If we were to standardize this syntax, we would have to consider all kinds of corner cases, not just accept what clang with my changes happens to to do. However, I'm still curious about what exactly clang happens to do with my changes.

How does this interact with the comma operator?

The comma operator in C++ (and most C-based languages) is kind of strange. For example, what does foo(a, b) do? We know it calls foo with the arguments a and b, but you could technically decide to parse it as foo(a.operator,(b)).

My arrow syntax parses foo([] => 10, 20) as calling foo with one argument; a function with the body 10, 20 (where the comma operator means the 10 does nothing, and 20 is returned). I would probably want that to be changed, so that foo is called with two arguments; a lambda and an int.
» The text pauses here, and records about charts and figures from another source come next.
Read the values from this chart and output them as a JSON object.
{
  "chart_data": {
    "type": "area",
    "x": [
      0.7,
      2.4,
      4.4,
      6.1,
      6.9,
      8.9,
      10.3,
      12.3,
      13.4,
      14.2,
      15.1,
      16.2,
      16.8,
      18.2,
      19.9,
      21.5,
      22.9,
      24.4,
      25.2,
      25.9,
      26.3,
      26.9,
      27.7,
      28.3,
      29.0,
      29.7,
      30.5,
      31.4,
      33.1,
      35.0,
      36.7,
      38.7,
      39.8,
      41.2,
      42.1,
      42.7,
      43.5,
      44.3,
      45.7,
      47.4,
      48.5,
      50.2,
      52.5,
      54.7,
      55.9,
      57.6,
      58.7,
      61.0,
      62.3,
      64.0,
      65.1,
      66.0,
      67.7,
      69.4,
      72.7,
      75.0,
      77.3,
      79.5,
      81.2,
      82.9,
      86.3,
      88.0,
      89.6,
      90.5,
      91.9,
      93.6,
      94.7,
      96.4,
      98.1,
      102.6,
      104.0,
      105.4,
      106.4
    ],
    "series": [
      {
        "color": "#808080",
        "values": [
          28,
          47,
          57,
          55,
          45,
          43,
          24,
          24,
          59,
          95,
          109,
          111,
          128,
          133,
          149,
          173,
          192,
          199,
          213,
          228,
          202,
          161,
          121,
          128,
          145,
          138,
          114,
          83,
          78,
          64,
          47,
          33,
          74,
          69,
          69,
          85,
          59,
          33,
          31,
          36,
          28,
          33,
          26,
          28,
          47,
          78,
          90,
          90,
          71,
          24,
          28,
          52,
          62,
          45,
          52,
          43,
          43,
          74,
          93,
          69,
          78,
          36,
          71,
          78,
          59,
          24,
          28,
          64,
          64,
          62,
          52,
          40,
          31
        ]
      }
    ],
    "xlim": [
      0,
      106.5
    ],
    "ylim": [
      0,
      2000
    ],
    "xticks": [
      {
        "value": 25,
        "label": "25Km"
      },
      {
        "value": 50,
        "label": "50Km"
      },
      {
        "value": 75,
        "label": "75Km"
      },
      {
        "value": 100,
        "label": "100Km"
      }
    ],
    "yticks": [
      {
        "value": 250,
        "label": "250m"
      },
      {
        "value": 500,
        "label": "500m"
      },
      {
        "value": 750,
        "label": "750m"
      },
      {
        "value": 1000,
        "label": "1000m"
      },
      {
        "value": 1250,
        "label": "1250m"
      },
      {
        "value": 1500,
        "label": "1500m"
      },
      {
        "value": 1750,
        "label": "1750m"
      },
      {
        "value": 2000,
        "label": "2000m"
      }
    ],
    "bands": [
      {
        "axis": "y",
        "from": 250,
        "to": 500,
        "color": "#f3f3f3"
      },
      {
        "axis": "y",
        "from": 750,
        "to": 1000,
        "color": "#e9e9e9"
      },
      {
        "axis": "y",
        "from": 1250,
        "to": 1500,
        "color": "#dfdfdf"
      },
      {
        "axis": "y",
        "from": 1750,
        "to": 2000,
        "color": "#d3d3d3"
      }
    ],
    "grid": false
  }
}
This turns out to be fairly easy to fix, because Clang already has ways of dealing with expressions which can't include top-level commas. After all, there's precedence here; since clang parses foo(10, 20) without interpreting the , a top-level comma as a comma operator, we can use the same infrastructure for arrow lambdas.

In clang/lib/Parser/ParseExpr.cpp, Clang defines a function ParseAssignmentExpression, which has this comment:

Parse an expr that doesn't include (top-level) commas.

Calling ParseAssignmentExpression is also the first thing the ParseExpression function does. It seems like it's just the general function for parsing an expression without a top-level comma operator, even though the name is somewhat misleading. This patch changes arrow lambdas to use ParseAssignmentExpression instead of ParseExpression: https://github.com/mortie/llvm/commit/c653318c0056d06a512dfce0799b66032edbed4c

How do immediately invoked lambdas work?

With C++11 lambdas, you can write an immediately invoked lambda in the obvious way; just do [] { return 10; }(), and that expression will return 10. With my arrow lambda syntax, it's not quite as obvious. Would [] => foo() be interpreted as immediately invoking the lambda [] => foo, or would it be interpreted as creating a lambda whose body is foo()?

In my opinion, the only sane way for arrow lambdas to work would be that [] => foo() creates a lambda with the body foo(), and that creating an immediately invoked lambda would require extra parens; ([] => foo())(). That's also how my implementation happens to work.

How does this interact with with explicit return types, specifiers, etc?

Since literally all the code before the arrow/opening brace is shared between arrow lambdas and C++11 lambdas, everything should work exactly the same. That means that all of these statements should work:

auto l1 = []() -> long => 10;
auto l2 = [foo]() mutable => foo++;
auto l3 = [](auto a, auto b) noexcept(noexcept(a + b)) => a + b;

And so would any other combination of captures, template params, params, specifiers, attributes, constraints, etc, except that the body has to be a single expression.